Mais alors, demande tranquillement la présidente, de quoi parlait-il donc lors d’un rassemblement public à Paris, fin février 2015, moins de deux mois après l’attaque contre Charlie Hebdo, si ce n’étaient pas des caricatures ?
Il y demande à Allah d’envoyer « colère », « pandémies », « châtiment » sur tous ceux qui se moquent du prophète, « dans ce bas monde et dans l’au-delà ». « Déchire-les ! », selon la lecture de la diatribe lue par la présidente.
« Sincèrement, je ne me rappelle plus du tout de ça », assure Sefrioui, qui conteste la date et évoque la dénonciation d’un ouvrage dans lequel le prophète aurait été présenté comme un débauché.
« Heureusement qu’on a encore le droit de s’adresser à notre Seigneur avec les termes qui nous appartiennent », tente-t-il. Il ne s’agissait pas d’un « prêche », ajoute-t-il, mais d’une simple « invocation » comme en font tous les musulmans, d’une « prière », celle « du faible, de celui qui subit une injustice ».
« De quelle injustice parlez-vous ? », relance la présidente. Sefrioui, qui a réponse à tout, au risque de perdre la salle d’audience dans les méandres de ses monologues, de ses longs raisonnements ou de ses digressions théologico-politiques, peine cette fois à répliquer.
C’est au tour des questions de l’avocate générale. Dans un style plus sec, elle lui demande : « Vous dites que les caricatures ne sont acceptées par aucun musulman. Qu’est-ce que vous en savez, monsieur ? Qu’est-ce qui vous autorise à parler au nom de tous les musulmans ? »

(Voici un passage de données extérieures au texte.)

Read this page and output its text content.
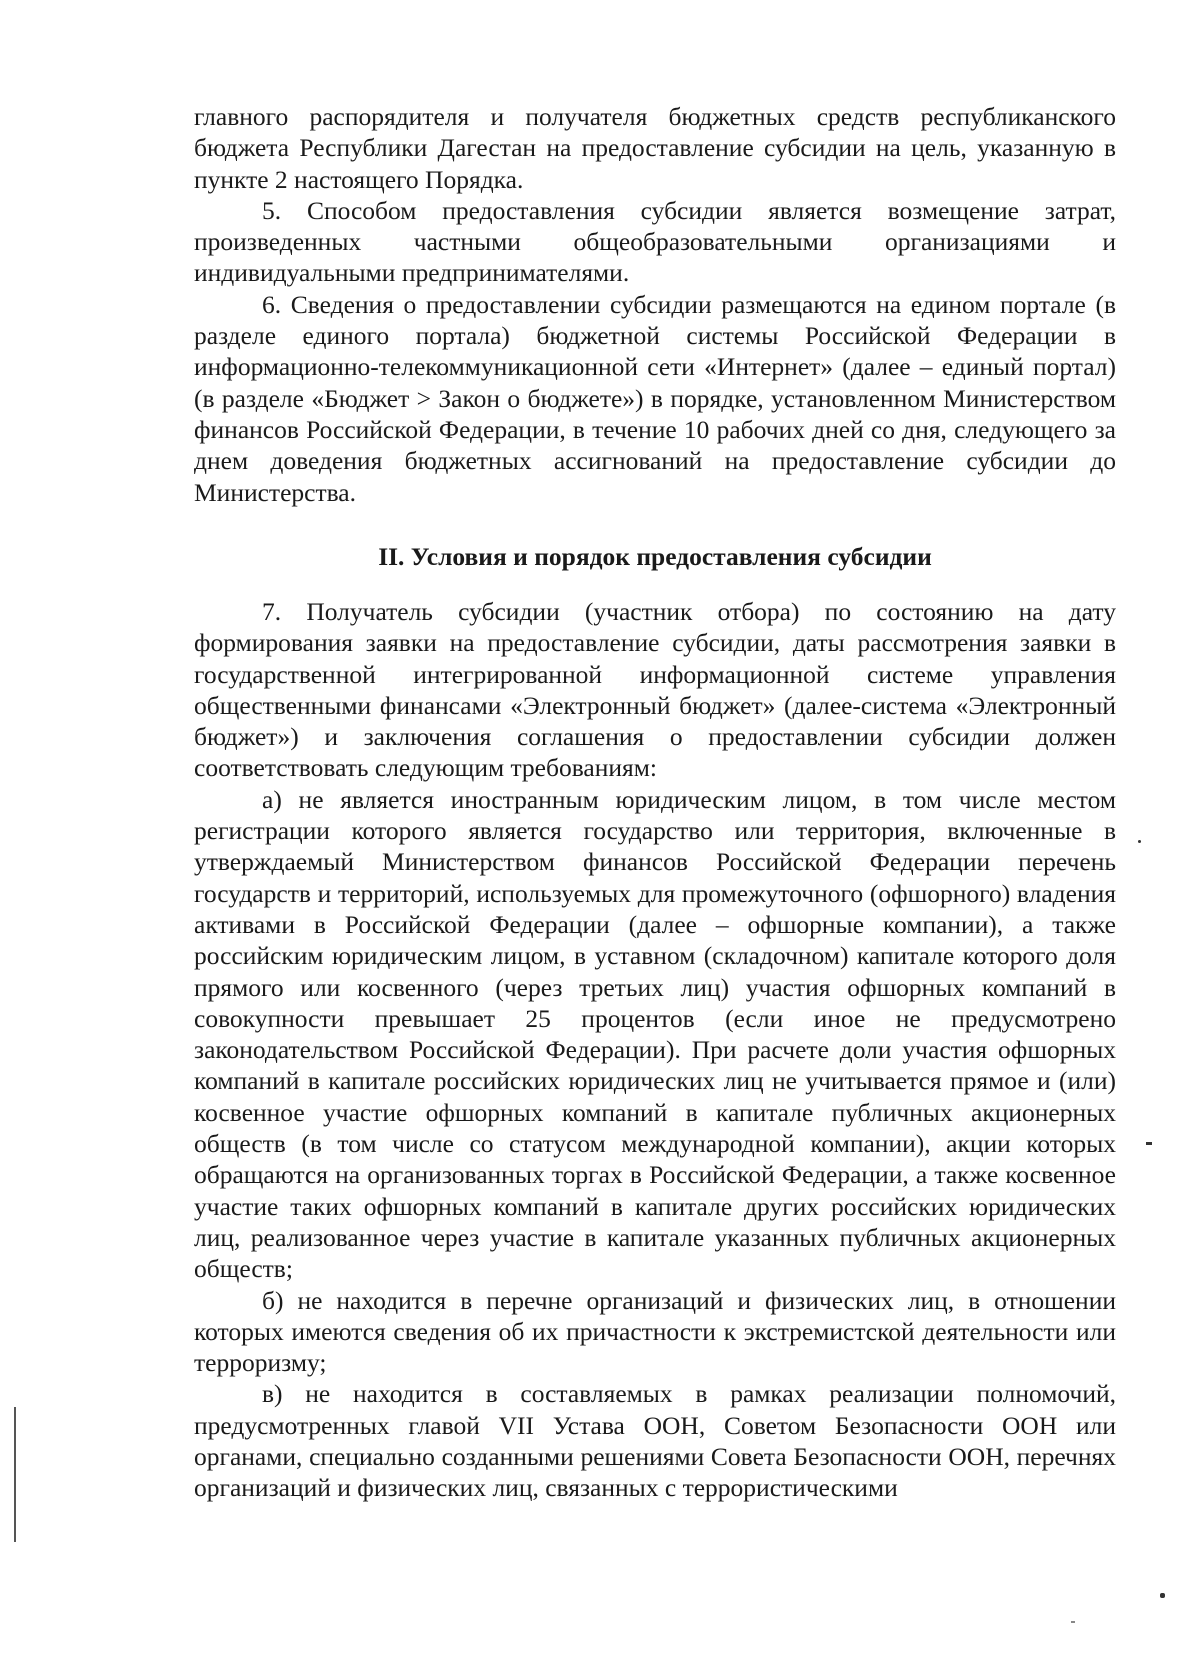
главного распорядителя и получателя бюджетных средств республиканского бюджета Республики Дагестан на предоставление субсидии на цель, указанную в пункте 2 настоящего Порядка.

5. Способом предоставления субсидии является возмещение затрат, произведенных частными общеобразовательными организациями и индивидуальными предпринимателями.

6. Сведения о предоставлении субсидии размещаются на едином портале (в разделе единого портала) бюджетной системы Российской Федерации в информационно-телекоммуникационной сети «Интернет» (далее – единый портал) (в разделе «Бюджет > Закон о бюджете») в порядке, установленном Министерством финансов Российской Федерации, в течение 10 рабочих дней со дня, следующего за днем доведения бюджетных ассигнований на предоставление субсидии до Министерства.

II. Условия и порядок предоставления субсидии

7. Получатель субсидии (участник отбора) по состоянию на дату формирования заявки на предоставление субсидии, даты рассмотрения заявки в государственной интегрированной информационной системе управления общественными финансами «Электронный бюджет» (далее-система «Электронный бюджет») и заключения соглашения о предоставлении субсидии должен соответствовать следующим требованиям:

а) не является иностранным юридическим лицом, в том числе местом регистрации которого является государство или территория, включенные в утверждаемый Министерством финансов Российской Федерации перечень государств и территорий, используемых для промежуточного (офшорного) владения активами в Российской Федерации (далее – офшорные компании), а также российским юридическим лицом, в уставном (складочном) капитале которого доля прямого или косвенного (через третьих лиц) участия офшорных компаний в совокупности превышает 25 процентов (если иное не предусмотрено законодательством Российской Федерации). При расчете доли участия офшорных компаний в капитале российских юридических лиц не учитывается прямое и (или) косвенное участие офшорных компаний в капитале публичных акционерных обществ (в том числе со статусом международной компании), акции которых обращаются на организованных торгах в Российской Федерации, а также косвенное участие таких офшорных компаний в капитале других российских юридических лиц, реализованное через участие в капитале указанных публичных акционерных обществ;

б) не находится в перечне организаций и физических лиц, в отношении которых имеются сведения об их причастности к экстремистской деятельности или терроризму;

в) не находится в составляемых в рамках реализации полномочий, предусмотренных главой VII Устава ООН, Советом Безопасности ООН или органами, специально созданными решениями Совета Безопасности ООН, перечнях организаций и физических лиц, связанных с террористическими
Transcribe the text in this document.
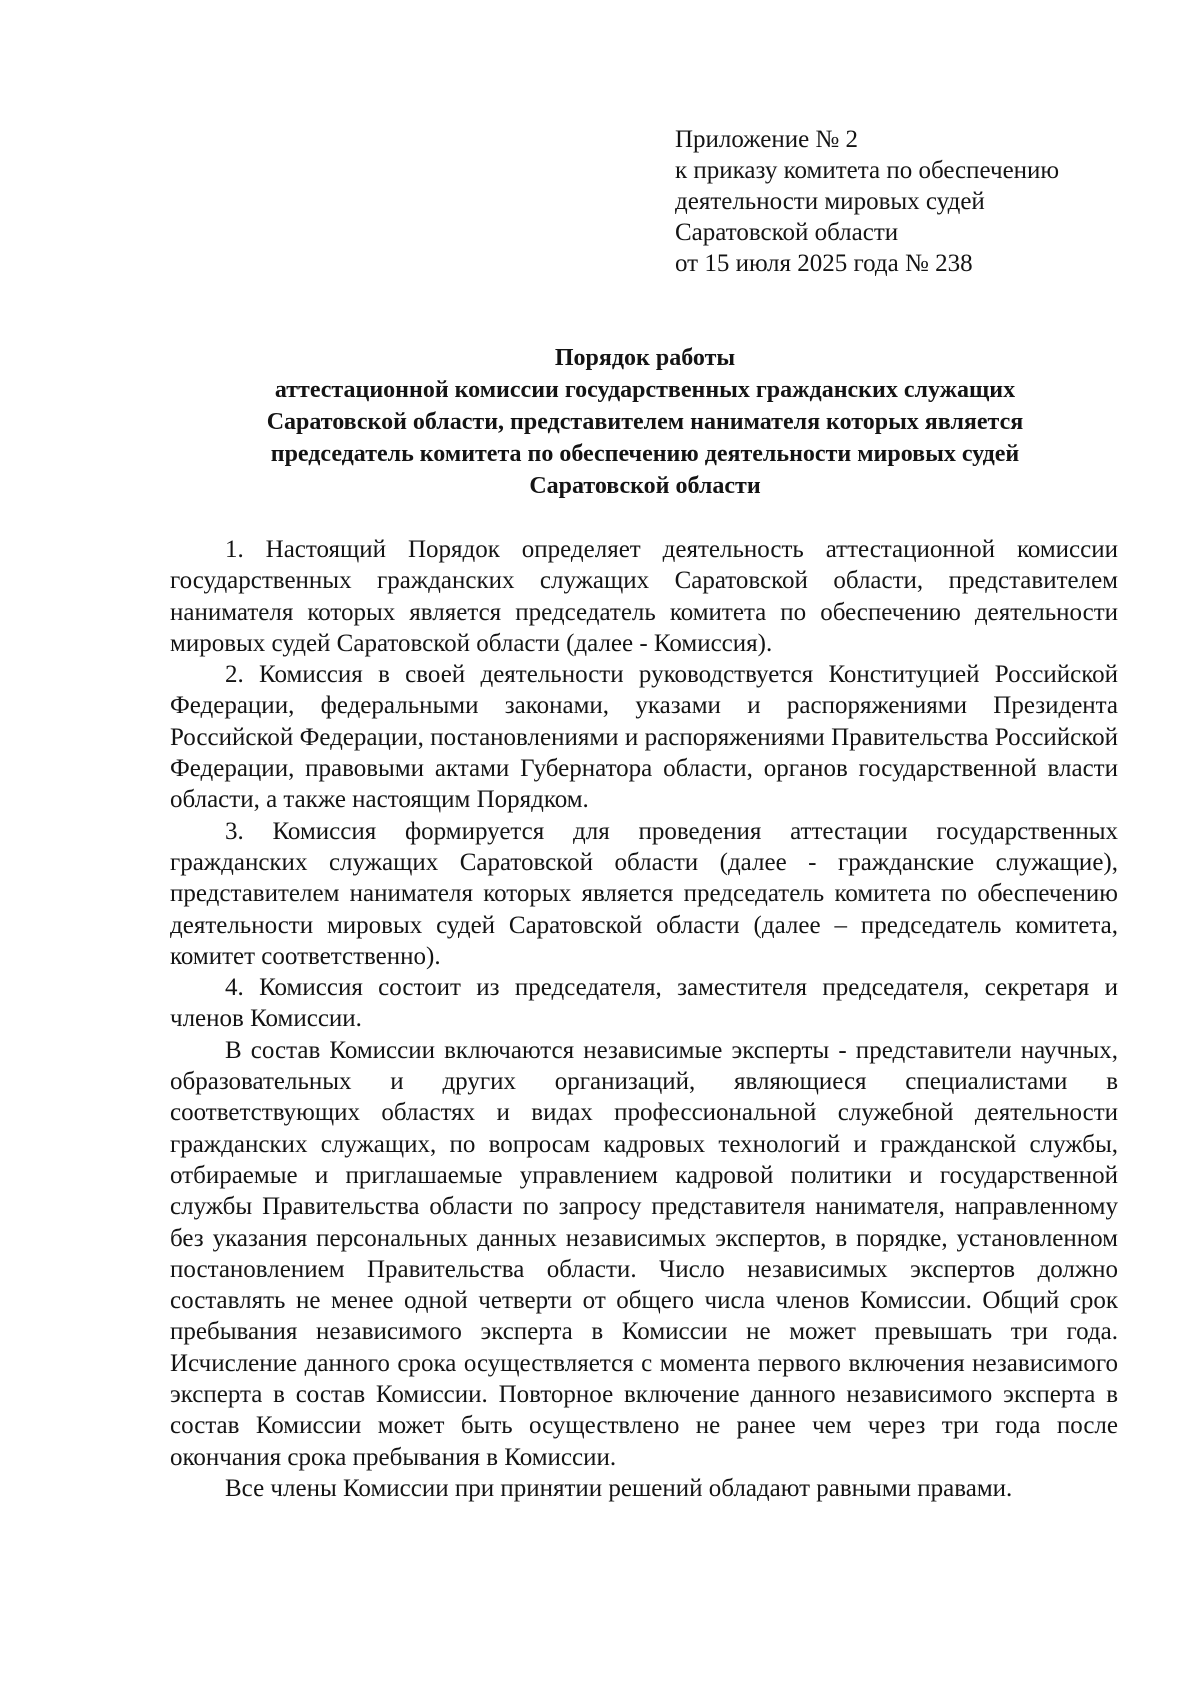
Приложение № 2
к приказу комитета по обеспечению
деятельности мировых судей
Саратовской области
от 15 июля 2025 года № 238
Порядок работы
аттестационной комиссии государственных гражданских служащих
Саратовской области, представителем нанимателя которых является
председатель комитета по обеспечению деятельности мировых судей
Саратовской области

1. Настоящий Порядок определяет деятельность аттестационной комиссии государственных гражданских служащих Саратовской области, представителем нанимателя которых является председатель комитета по обеспечению деятельности мировых судей Саратовской области (далее - Комиссия).

2. Комиссия в своей деятельности руководствуется Конституцией Российской Федерации, федеральными законами, указами и распоряжениями Президента Российской Федерации, постановлениями и распоряжениями Правительства Российской Федерации, правовыми актами Губернатора области, органов государственной власти области, а также настоящим Порядком.

3. Комиссия формируется для проведения аттестации государственных гражданских служащих Саратовской области (далее - гражданские служащие), представителем нанимателя которых является председатель комитета по обеспечению деятельности мировых судей Саратовской области (далее – председатель комитета, комитет соответственно).

4. Комиссия состоит из председателя, заместителя председателя, секретаря и членов Комиссии.

В состав Комиссии включаются независимые эксперты - представители научных, образовательных и других организаций, являющиеся специалистами в соответствующих областях и видах профессиональной служебной деятельности гражданских служащих, по вопросам кадровых технологий и гражданской службы, отбираемые и приглашаемые управлением кадровой политики и государственной службы Правительства области по запросу представителя нанимателя, направленному без указания персональных данных независимых экспертов, в порядке, установленном постановлением Правительства области. Число независимых экспертов должно составлять не менее одной четверти от общего числа членов Комиссии. Общий срок пребывания независимого эксперта в Комиссии не может превышать три года. Исчисление данного срока осуществляется с момента первого включения независимого эксперта в состав Комиссии. Повторное включение данного независимого эксперта в состав Комиссии может быть осуществлено не ранее чем через три года после окончания срока пребывания в Комиссии.

Все члены Комиссии при принятии решений обладают равными правами.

À l’inverse de Chnina, condamné à treize ans de réclusion en première instance, Sefrioui ne se reconnaît aucune responsabilité dans la mort du professeur. Il s’est contenté de présenter ses « condoléances » à la famille Paty, vendredi. Il avait certes prononcé le mot « excuses ». Mais il s’agissait d’un lapsus qu’il a immédiatement corrigé.
Deux proches d’Anzorov sont également rejugés après avoir fait appel de leur condamnation en première instance à seize ans de réclusion criminelle pour complicité d’assassinat. Le verdict est attendu samedi.